Robert R. McGill, Esquire

Federal and Postal Disability Retirement: Mourning for Things We Never Knew

We often reminisce for things we never knew, but imagined we once had or hoped to have; of small towns and neighborhoods where caring concern characterized a sense of community and belonging; or perhaps it was from our remembrances, formed and solidified from old television shows we grew up with, when once innocence of times of yore remained with us to form dreams of a brighter future.

Health and monotony tends to have a similar effect. The former, because we take it for granted; and the latter, because we mistakenly believe that crisis equals excitement, when in fact security of daily living without eruptions of emergency management is the quietude which most of us seek, though we fail to appreciate it.

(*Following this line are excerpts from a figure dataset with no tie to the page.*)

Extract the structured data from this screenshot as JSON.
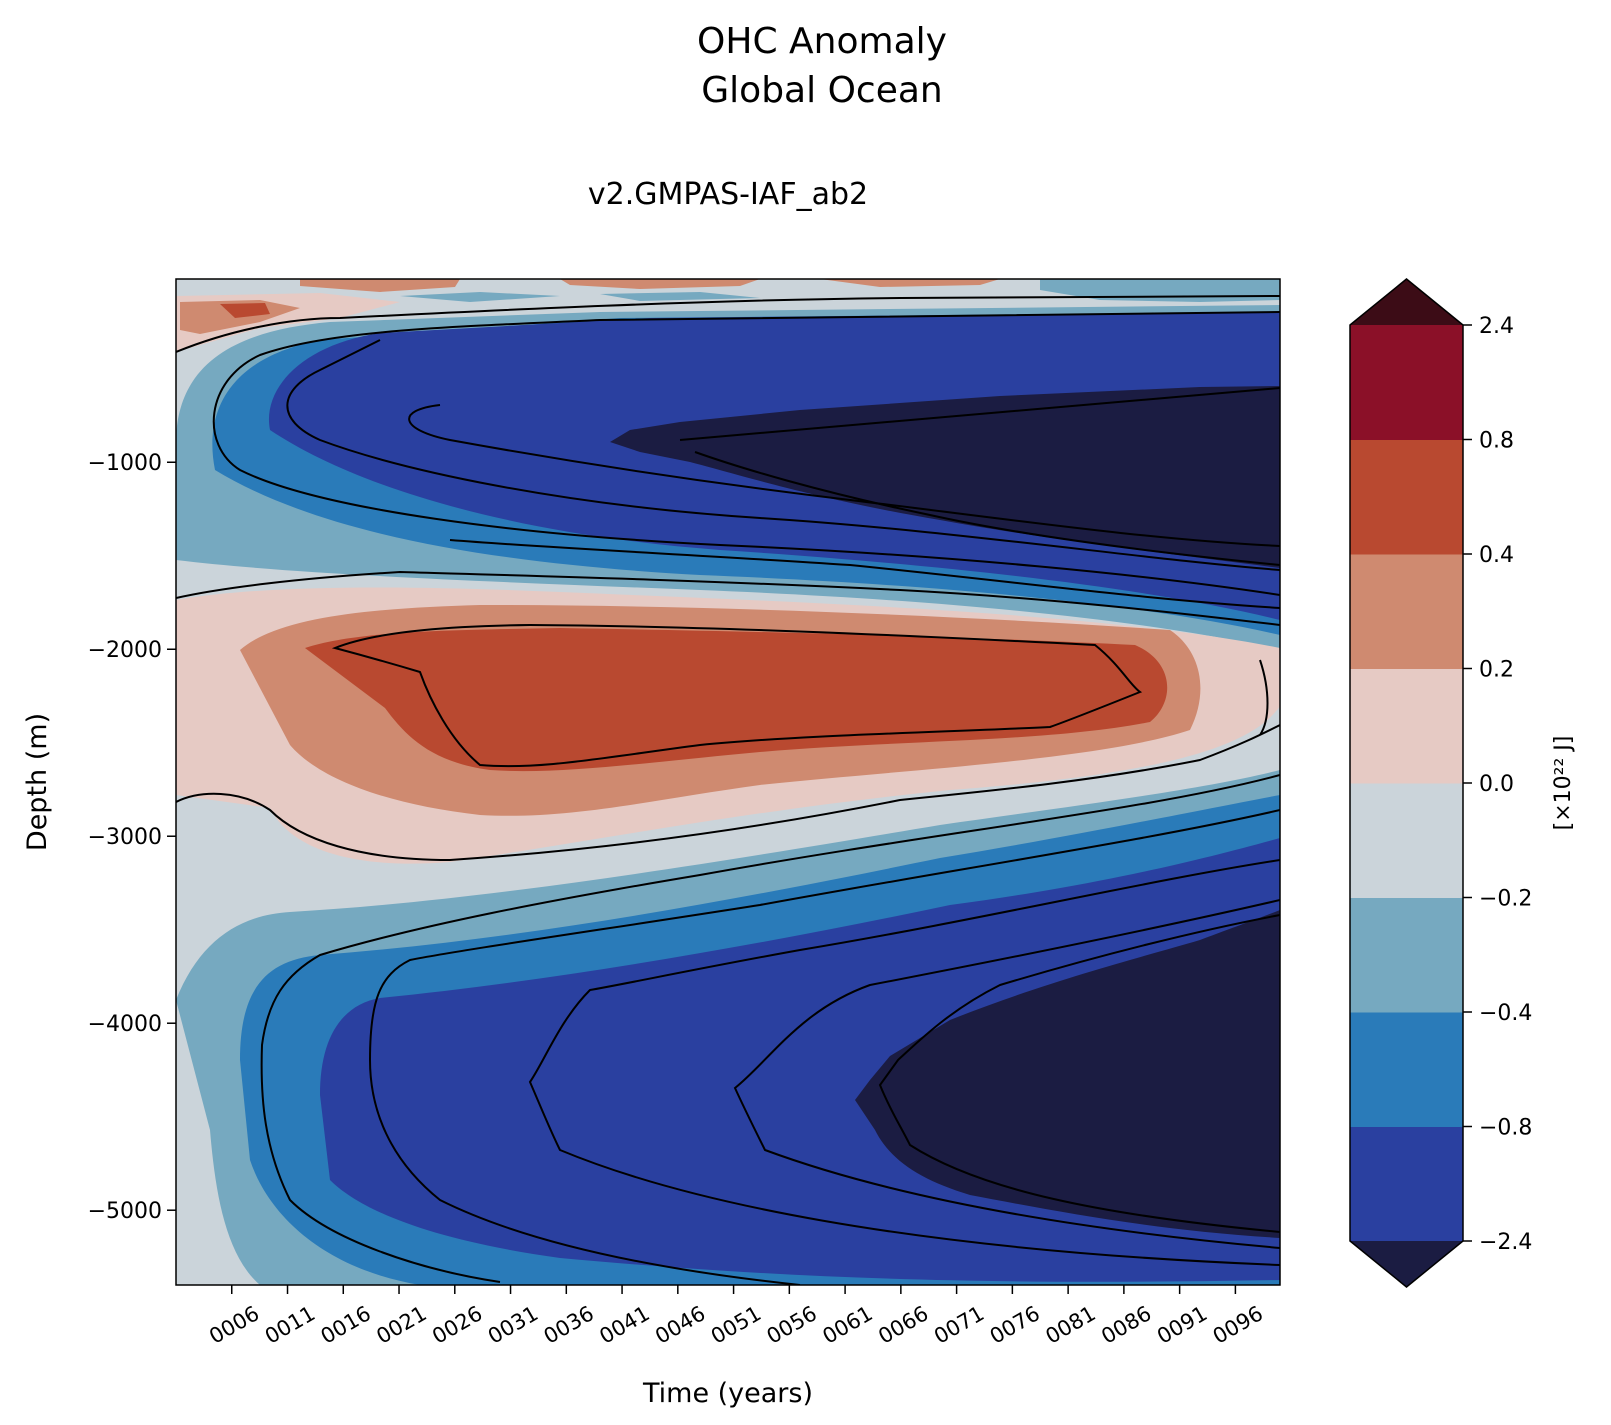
{
  "chart_data": {
    "type": "contourf",
    "title_line1": "OHC Anomaly",
    "title_line2": "Global Ocean",
    "subtitle": "v2.GMPAS-IAF_ab2",
    "xlabel": "Time (years)",
    "ylabel": "Depth (m)",
    "xlim": [
      1,
      100
    ],
    "ylim": [
      -5400,
      -20
    ],
    "x_ticks": [
      {
        "value": 6,
        "label": "0006"
      },
      {
        "value": 11,
        "label": "0011"
      },
      {
        "value": 16,
        "label": "0016"
      },
      {
        "value": 21,
        "label": "0021"
      },
      {
        "value": 26,
        "label": "0026"
      },
      {
        "value": 31,
        "label": "0031"
      },
      {
        "value": 36,
        "label": "0036"
      },
      {
        "value": 41,
        "label": "0041"
      },
      {
        "value": 46,
        "label": "0046"
      },
      {
        "value": 51,
        "label": "0051"
      },
      {
        "value": 56,
        "label": "0056"
      },
      {
        "value": 61,
        "label": "0061"
      },
      {
        "value": 66,
        "label": "0066"
      },
      {
        "value": 71,
        "label": "0071"
      },
      {
        "value": 76,
        "label": "0076"
      },
      {
        "value": 81,
        "label": "0081"
      },
      {
        "value": 86,
        "label": "0086"
      },
      {
        "value": 91,
        "label": "0091"
      },
      {
        "value": 96,
        "label": "0096"
      }
    ],
    "y_ticks": [
      {
        "value": -1000,
        "label": "−1000"
      },
      {
        "value": -2000,
        "label": "−2000"
      },
      {
        "value": -3000,
        "label": "−3000"
      },
      {
        "value": -4000,
        "label": "−4000"
      },
      {
        "value": -5000,
        "label": "−5000"
      }
    ],
    "colorbar": {
      "label": "[×10²² J]",
      "levels": [
        -2.4,
        -0.8,
        -0.4,
        -0.2,
        0.0,
        0.2,
        0.4,
        0.8,
        2.4
      ],
      "tick_labels": [
        "−2.4",
        "−0.8",
        "−0.4",
        "−0.2",
        "0.0",
        "0.2",
        "0.4",
        "0.8",
        "2.4"
      ],
      "colors": [
        "#2a40a0",
        "#2a7bb9",
        "#76a9c0",
        "#cbd4da",
        "#e6cac4",
        "#cf8a70",
        "#b94930",
        "#8b1028"
      ],
      "under_color": "#1b1c42",
      "over_color": "#3c0c16",
      "extend": "both"
    },
    "fields": [
      {
        "name": "deep-navy-upper",
        "value_range": "< -2.4",
        "time_range": [
          41,
          100
        ],
        "depth_range": [
          -1550,
          -600
        ]
      },
      {
        "name": "navy-upper",
        "value_range": "-2.4 to -0.8",
        "time_range": [
          11,
          100
        ],
        "depth_range": [
          -1700,
          -150
        ]
      },
      {
        "name": "red-core",
        "value_range": "0.4 to 0.8",
        "time_range": [
          14,
          92
        ],
        "depth_range": [
          -2650,
          -1850
        ]
      },
      {
        "name": "deep-navy-lower",
        "value_range": "< -2.4",
        "time_range": [
          63,
          100
        ],
        "depth_range": [
          -5100,
          -3400
        ]
      },
      {
        "name": "navy-lower",
        "value_range": "-2.4 to -0.8",
        "time_range": [
          15,
          100
        ],
        "depth_range": [
          -5350,
          -2900
        ]
      }
    ]
  }
}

For the Federal and Postal employee who suffers from a medical condition, the times of yore when a life without pain is barely remembered, and where the lingering effects of an extensive medication regimen was once comprised of a single multivitamin pill, the thought of wanting to return to a “time prior to” is often at the forefront of daily reminiscences, and constitutes the limited hope for the future.

At some point, however, as medical conditions continue to deteriorate, and as the surgical interventions, palliative medical procedures and list of countermanding medication regimens increase in volume and expand in extent, it becomes clear that the impact upon one’s attempt to maintain an appearance of normalcy can no longer be tolerated.

When the Federal or Postal employee’s medical condition impacts one’s ability to perform all of the essential elements of one’s positional duties, it is time to consider preparing the steps to formulating a Federal Disability Retirement application.  Such a Federal Disability Retirement application must be ultimately filed with the U.S. Office of Personnel Management, and because the waiting process can be quite lengthy, the initial steps should be contemplated fairly early in the recognition of medical condition-to-impact upon one’s job.

Federal Disability Retirement is a benefit there for Federal employees under either FERS or CSRS, and is a compensatory system enacted precisely for those Federal and Postal employees who suffer from a medical condition which impacts one’s ability to perform one’s job.

Longing for a time once remembered is an activity of comforting reminiscence; the reality of the present, however, awakens us from the slumber of such daydreams of an era once blinking on the horizon of a time long passed.